0

Given the two following lists, one containing strings, one integers, how can I merge these two lists into a dictionary while ADDING the values for duplicate keys?

stringlist = ["EL1", "EL2", "EL1", "EL3", "El4"]

integerlist = [1, 2, 12, 4, 5]

So in the final dictionary I'd like EL1 to be 13, because it also contains 1 and 12.

resultdictionary = {}
for key in appfinal:
    for value in amountfinal:
        resultdictionary[key] = value
        amountfinal.remove(value)
        break

In this case, result dictionary removes any duplicate keys, but takes the last value that matches those keys. So, EL1 would be 12.

Any ideas? Thank you.

nsnro
  • 13
  • 2
  • 1
    Test if the dictionary already contains the key. if it does, add to the value instead of replacing it. – Barmar Jul 05 '22 at 15:57
  • 1
    Or use `defaultdict(int)` – Barmar Jul 05 '22 at 15:58
  • 1
    Don't use nested loops. Use `zip()` to iterate over both lists in parallel. – Barmar Jul 05 '22 at 15:58
  • FYI generally Python programmers, in contrast to Microsoft Win32 programmers, do not decorate their variable names with the variable's type. So, for example `resultdictionary` would typically be `result`. – jarmod Jul 05 '22 at 16:01
  • And don't remove stuff from `amountfinal` as you go; [it causes problems](https://stackoverflow.com/q/6260089/364696) if you change the size of a `list` while iterating it (not to mention being a lot slower; every `.remove` call is `O(n)`, and you do it `n` times, making the total work `O(n²)`, when bulk-clearing at the end with `amountfinal.clear()` would only require `O(n)` work total). – ShadowRanger Jul 05 '22 at 16:03

4 Answers4

3

Use defaultdict() to create a dictionary that automatically creates keys as needed.
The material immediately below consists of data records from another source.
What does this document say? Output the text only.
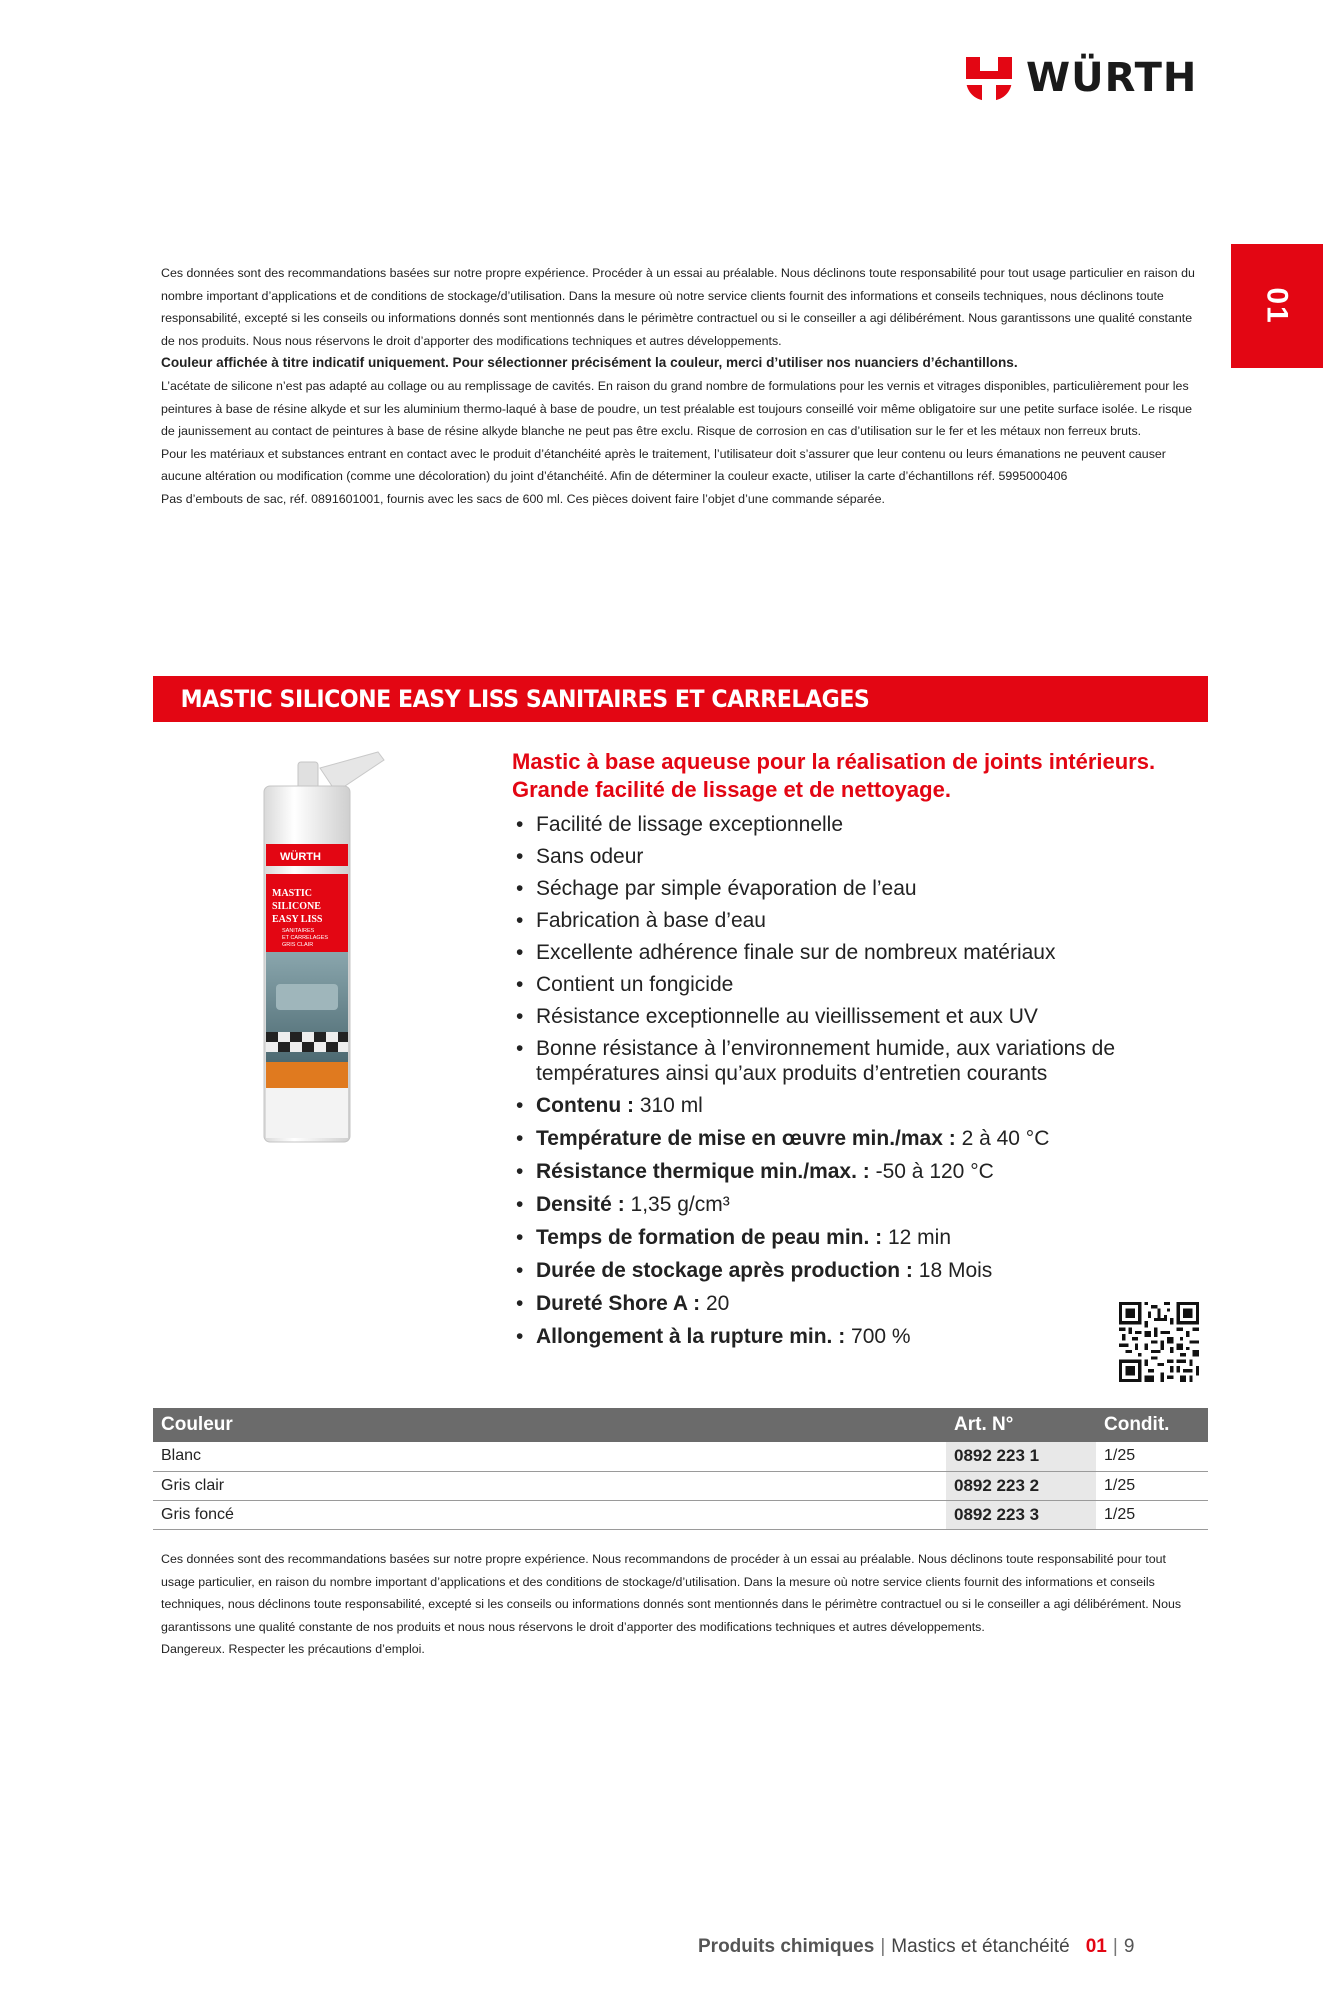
WÜRTH
01

Ces données sont des recommandations basées sur notre propre expérience. Procéder à un essai au préalable. Nous déclinons toute responsabilité pour tout usage particulier en raison du nombre important d’applications et de conditions de stockage/d’utilisation. Dans la mesure où notre service clients fournit des informations et conseils techniques, nous déclinons toute responsabilité, excepté si les conseils ou informations donnés sont mentionnés dans le périmètre contractuel ou si le conseiller a agi délibérément. Nous garantissons une qualité constante de nos produits. Nous nous réservons le droit d’apporter des modifications techniques et autres développements.

Couleur affichée à titre indicatif uniquement. Pour sélectionner précisément la couleur, merci d’utiliser nos nuanciers d’échantillons.

L’acétate de silicone n’est pas adapté au collage ou au remplissage de cavités. En raison du grand nombre de formulations pour les vernis et vitrages disponibles, particulièrement pour les peintures à base de résine alkyde et sur les aluminium thermo-laqué à base de poudre, un test préalable est toujours conseillé voir même obligatoire sur une petite surface isolée. Le risque de jaunissement au contact de peintures à base de résine alkyde blanche ne peut pas être exclu. Risque de corrosion en cas d’utilisation sur le fer et les métaux non ferreux bruts.

Pour les matériaux et substances entrant en contact avec le produit d’étanchéité après le traitement, l’utilisateur doit s’assurer que leur contenu ou leurs émanations ne peuvent causer aucune altération ou modification (comme une décoloration) du joint d’étanchéité. Afin de déterminer la couleur exacte, utiliser la carte d’échantillons réf. 5995000406

Pas d’embouts de sac, réf. 0891601001, fournis avec les sacs de 600 ml. Ces pièces doivent faire l’objet d’une commande séparée.

MASTIC SILICONE EASY LISS SANITAIRES ET CARRELAGES
WÜRTH
MASTIC
SILICONE
EASY LISS
SANITAIRES
ET CARRELAGES
GRIS CLAIR
Mastic à base aqueuse pour la réalisation de joints intérieurs. Grande facilité de lissage et de nettoyage.
• Facilité de lissage exceptionnelle
• Sans odeur
• Séchage par simple évaporation de l’eau
• Fabrication à base d’eau
• Excellente adhérence finale sur de nombreux matériaux
• Contient un fongicide
• Résistance exceptionnelle au vieillissement et aux UV
• Bonne résistance à l’environnement humide, aux variations de températures ainsi qu’aux produits d’entretien courants
• Contenu : 310 ml
• Température de mise en œuvre min./max : 2 à 40 °C
• Résistance thermique min./max. : -50 à 120 °C
• Densité : 1,35 g/cm³
• Temps de formation de peau min. : 12 min
• Durée de stockage après production : 18 Mois
• Dureté Shore A : 20
• Allongement à la rupture min. : 700 %
Couleur	Art. N°	Condit.
Blanc	0892 223 1	1/25
Gris clair	0892 223 2	1/25
Gris foncé	0892 223 3	1/25

Ces données sont des recommandations basées sur notre propre expérience. Nous recommandons de procéder à un essai au préalable. Nous déclinons toute responsabilité pour tout usage particulier, en raison du nombre important d’applications et des conditions de stockage/d’utilisation. Dans la mesure où notre service clients fournit des informations et conseils techniques, nous déclinons toute responsabilité, excepté si les conseils ou informations donnés sont mentionnés dans le périmètre contractuel ou si le conseiller a agi délibérément. Nous garantissons une qualité constante de nos produits et nous nous réservons le droit d’apporter des modifications techniques et autres développements.

Dangereux. Respecter les précautions d’emploi.

Produits chimiques | Mastics et étanchéité 01 | 9
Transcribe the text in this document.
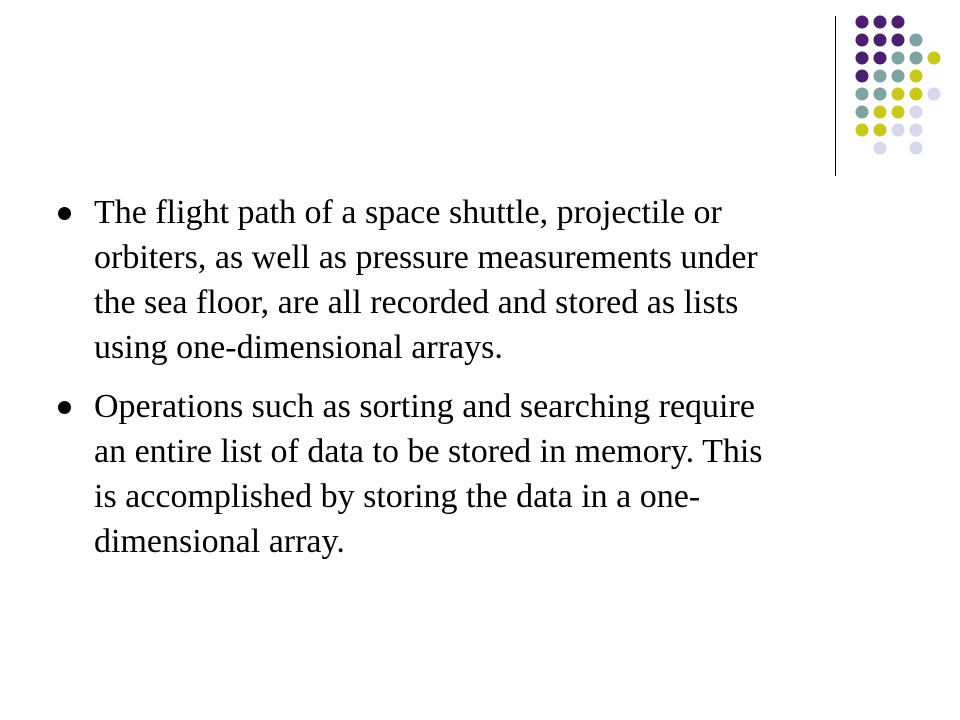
The flight path of a space shuttle, projectile or
orbiters, as well as pressure measurements under
the sea floor, are all recorded and stored as lists
using one-dimensional arrays.
Operations such as sorting and searching require
an entire list of data to be stored in memory. This
is accomplished by storing the data in a one-
dimensional array.
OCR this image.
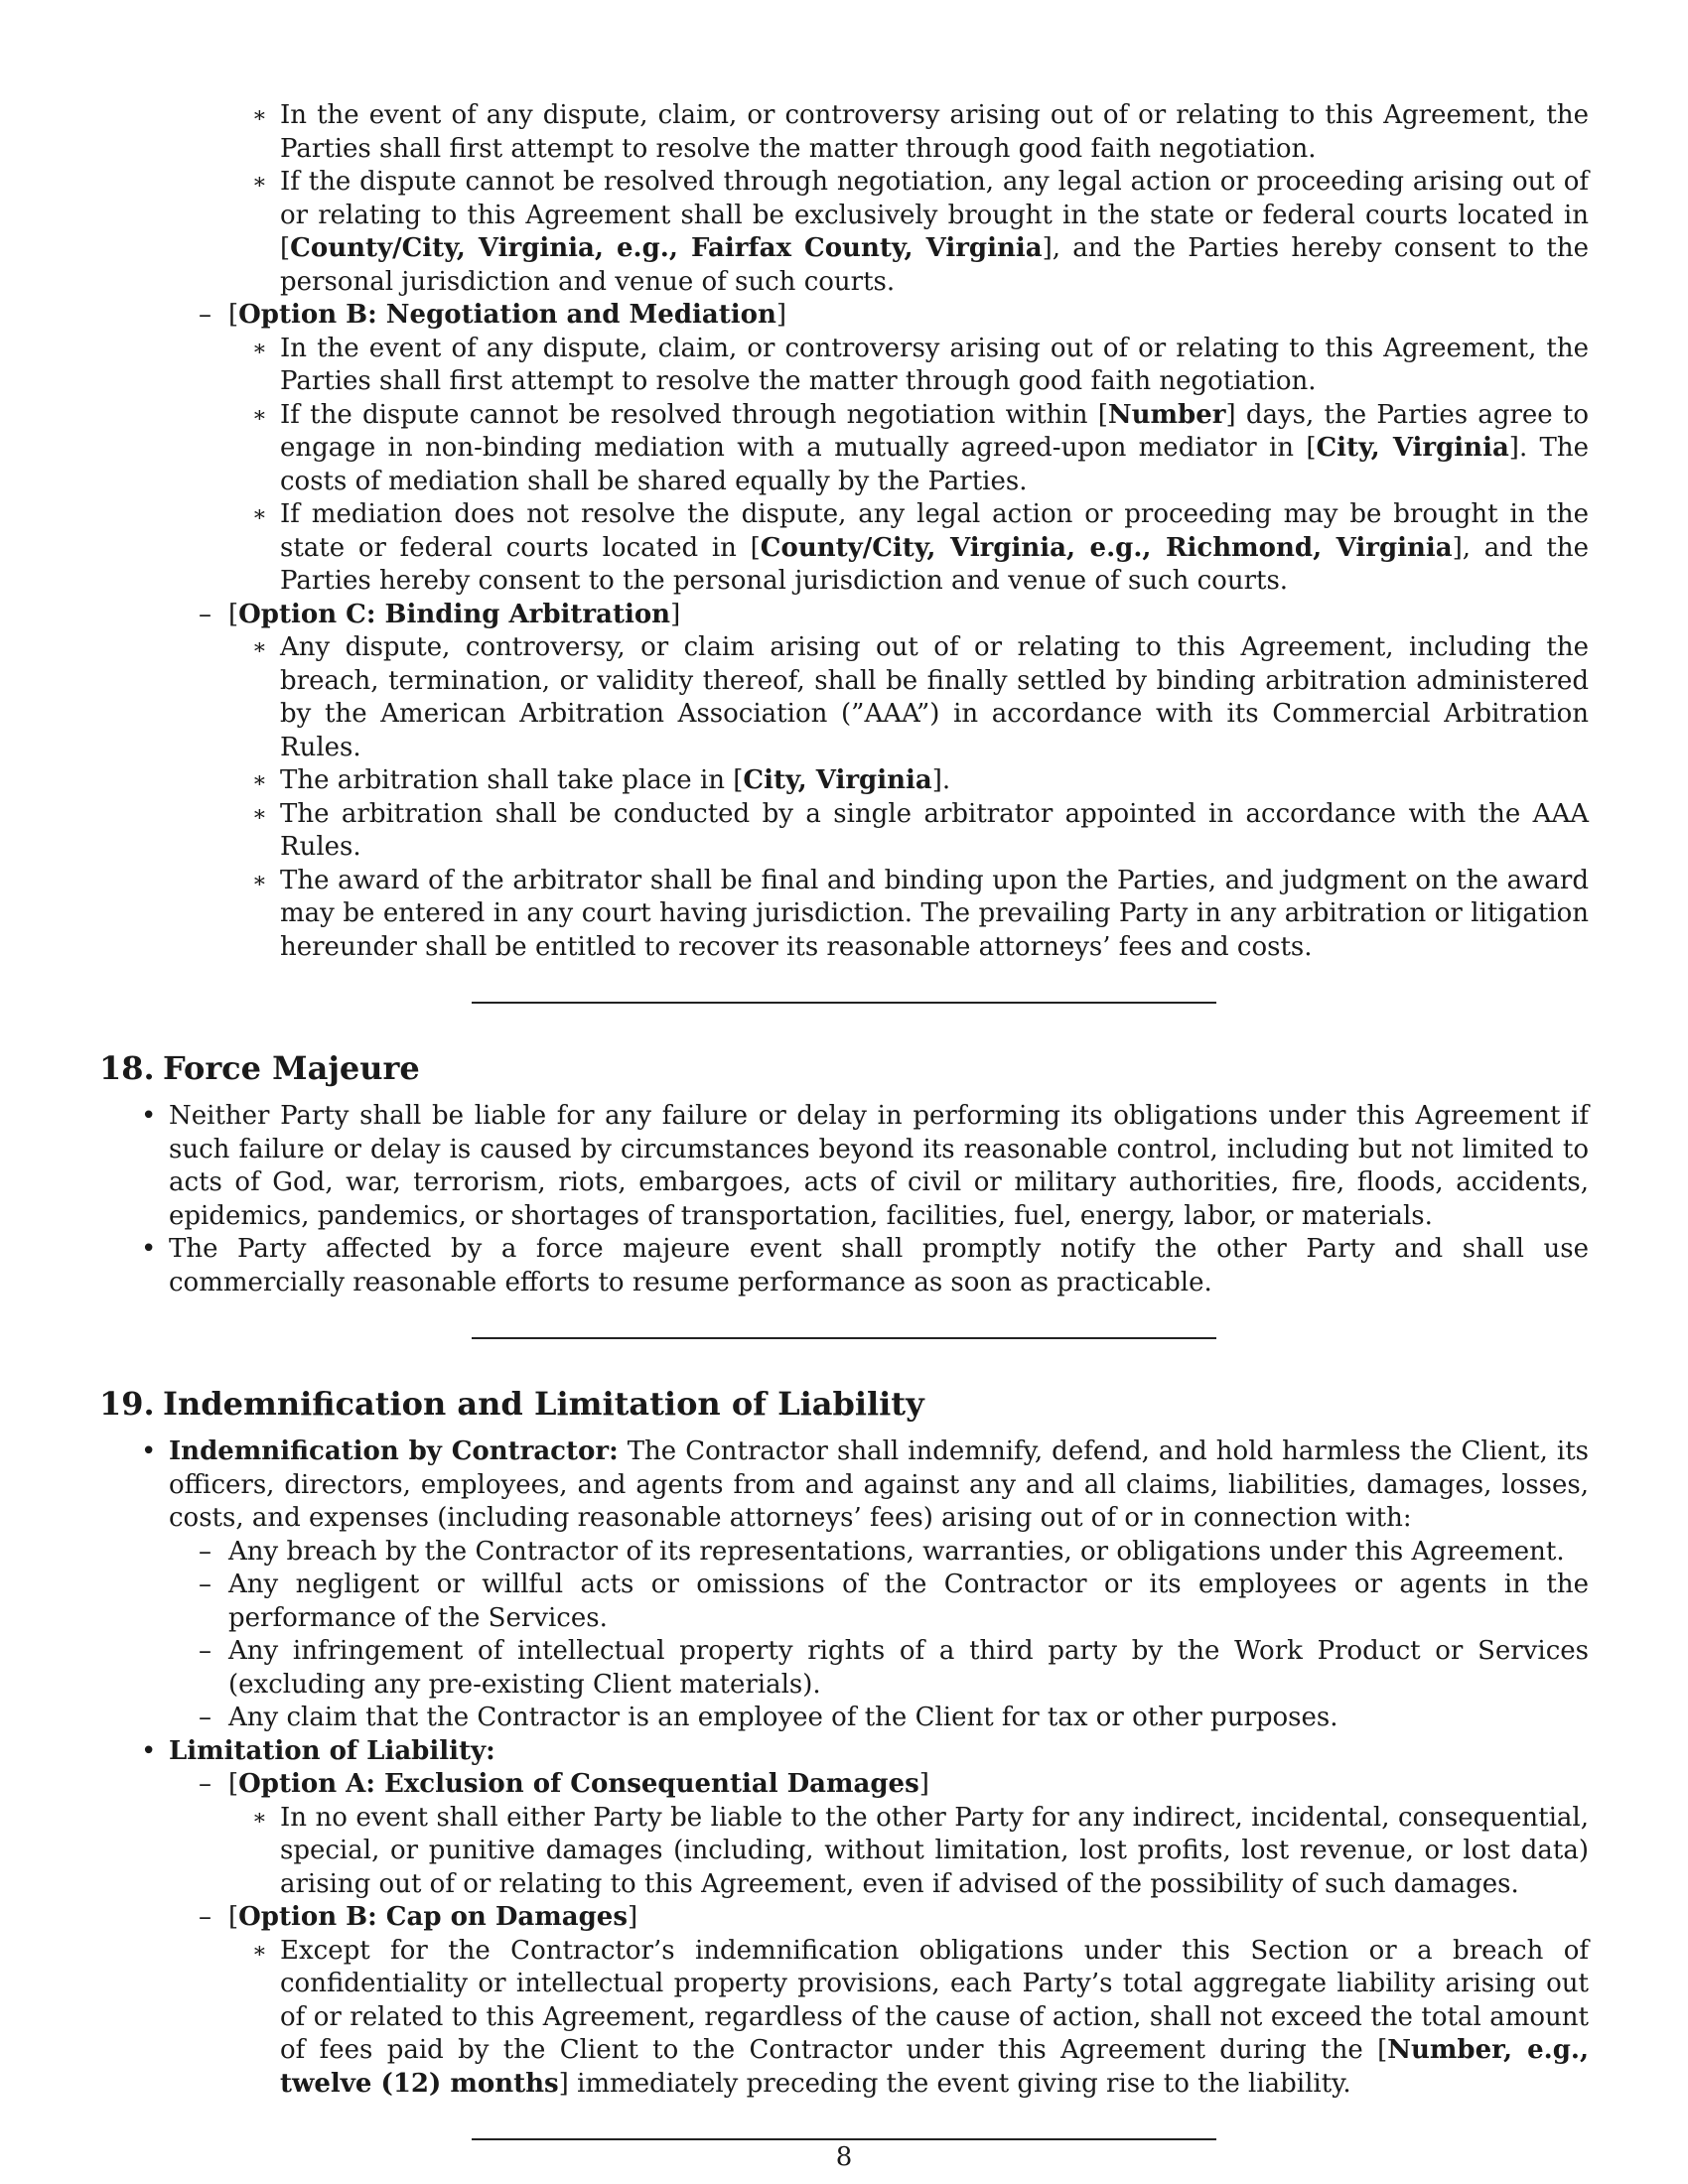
∗ In the event of any dispute, claim, or controversy arising out of or relating to this Agreement, the Parties shall first attempt to resolve the matter through good faith negotiation.
∗ If the dispute cannot be resolved through negotiation, any legal action or proceeding arising out of or relating to this Agreement shall be exclusively brought in the state or federal courts located in [County/City, Virginia, e.g., Fairfax County, Virginia], and the Parties hereby consent to the personal jurisdiction and venue of such courts.
– [Option B: Negotiation and Mediation]
∗ In the event of any dispute, claim, or controversy arising out of or relating to this Agreement, the Parties shall first attempt to resolve the matter through good faith negotiation.
∗ If the dispute cannot be resolved through negotiation within [Number] days, the Parties agree to engage in non-binding mediation with a mutually agreed-upon mediator in [City, Virginia]. The costs of mediation shall be shared equally by the Parties.
∗ If mediation does not resolve the dispute, any legal action or proceeding may be brought in the state or federal courts located in [County/City, Virginia, e.g., Richmond, Virginia], and the Parties hereby consent to the personal jurisdiction and venue of such courts.
– [Option C: Binding Arbitration]
∗ Any dispute, controversy, or claim arising out of or relating to this Agreement, including the breach, termination, or validity thereof, shall be finally settled by binding arbitration administered by the American Arbitration Association (”AAA”) in accordance with its Commercial Arbitration Rules.
∗ The arbitration shall take place in [City, Virginia].
∗ The arbitration shall be conducted by a single arbitrator appointed in accordance with the AAA Rules.
∗ The award of the arbitrator shall be final and binding upon the Parties, and judgment on the award may be entered in any court having jurisdiction. The prevailing Party in any arbitration or litigation hereunder shall be entitled to recover its reasonable attorneys’ fees and costs.
18. Force Majeure
• Neither Party shall be liable for any failure or delay in performing its obligations under this Agreement if such failure or delay is caused by circumstances beyond its reasonable control, including but not limited to acts of God, war, terrorism, riots, embargoes, acts of civil or military authorities, fire, floods, accidents, epidemics, pandemics, or shortages of transportation, facilities, fuel, energy, labor, or materials.
• The Party affected by a force majeure event shall promptly notify the other Party and shall use commercially reasonable efforts to resume performance as soon as practicable.
19. Indemnification and Limitation of Liability
• Indemnification by Contractor: The Contractor shall indemnify, defend, and hold harmless the Client, its officers, directors, employees, and agents from and against any and all claims, liabilities, damages, losses, costs, and expenses (including reasonable attorneys’ fees) arising out of or in connection with:
– Any breach by the Contractor of its representations, warranties, or obligations under this Agreement.
– Any negligent or willful acts or omissions of the Contractor or its employees or agents in the performance of the Services.
– Any infringement of intellectual property rights of a third party by the Work Product or Services (excluding any pre-existing Client materials).
– Any claim that the Contractor is an employee of the Client for tax or other purposes.
• Limitation of Liability:
– [Option A: Exclusion of Consequential Damages]
∗ In no event shall either Party be liable to the other Party for any indirect, incidental, consequential, special, or punitive damages (including, without limitation, lost profits, lost revenue, or lost data) arising out of or relating to this Agreement, even if advised of the possibility of such damages.
– [Option B: Cap on Damages]
∗ Except for the Contractor’s indemnification obligations under this Section or a breach of confidentiality or intellectual property provisions, each Party’s total aggregate liability arising out of or related to this Agreement, regardless of the cause of action, shall not exceed the total amount of fees paid by the Client to the Contractor under this Agreement during the [Number, e.g., twelve (12) months] immediately preceding the event giving rise to the liability.
8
Use zip() to loop over the two lists together.

from collections import defaultdict

resultdictionary = defaultdict(int)
for key, val in zip(stringlist, integerlist):
    resultdictionary[key] += val
Barmar
  • 741,623
  • 53
  • 500
  • 612
  • For the specific case of a `dict` with numeric values, `collections.Counter` *might* be better (it depends on the use case). From what the OP gave us, `defaultdict(int)` is more performant (it's entirely implemented in C on CPython, `Counter` is a Python-level subclass of `dict` with a few C accelerators tossed in), but `Counter` might be more self-documenting or be more useful for other reasons (counting iterables, not creating keys by simple access, etc.). This is still the right answer, just noting `collections.Counter` so folks who see it know there are two reasonable options here. – ShadowRanger Jul 05 '22 at 16:07
  • @ShadowRanger This isn't counting, it's summing. Can `collections.Counter` do that? – Barmar Jul 05 '22 at 16:07
  • It has no special support for it, but it works the same as `defaultdict(int)` when you are doing `+=` like this (the `__missing__` implementation for `Counter` is literally just `return 0`, without inserting the key, so `resultdictionary[key] += val` will invoke `__missing__`, get `0`, leaving the `Counter` unchanged, add `val` to that `0`, *then* create the key-value mapping; `defaultdict(int)` would differ in that it would map `key` to `0` immediately, return the `0`, then add `val` and remap `key` to `0+val`). Net effect is identical either way. – ShadowRanger Jul 05 '22 at 16:12
  • In that case I don't see the point. The benefit of `collections.Counter()` is when you can just write `Counter(sequence)` and you don't have to write your own loop. – Barmar Jul 05 '22 at 16:14
  • Agreed, I mention it only because many times you need to do both summing and counting, or you don't want merely doing `mydict[x]` to create a mapping from `x` to `0` (you want it to report `0` but not actually bloat the dictionary), or you want to figure out the most common elements after summation with `.most_common`, combine or subtract counts, etc. As I said, for the OP's case, `defaultdict(int)` covers all their described needs, but `Counter` is *often* useful in cases like this. – ShadowRanger Jul 05 '22 at 16:16
1

One possible solution is to use dict.get with defaultvalue 0. For example:

stringlist = ["EL1", "EL2", "EL1", "EL3", "El4"]
integerlist = [1, 2, 12, 4, 5]

resultdictionary = {}
for s, i in zip(stringlist, integerlist):
    resultdictionary[s] = resultdictionary.get(s, 0) + i

print(resultdictionary)

Prints:

{'EL1': 13, 'EL2': 2, 'EL3': 4, 'El4': 5}
Andrej Kesely
  • 168,389
  • 15
  • 48
  • 91
0

Zany solution for funsies:

stringlist = ["EL1", "EL2", "EL1", "EL3", "El4"]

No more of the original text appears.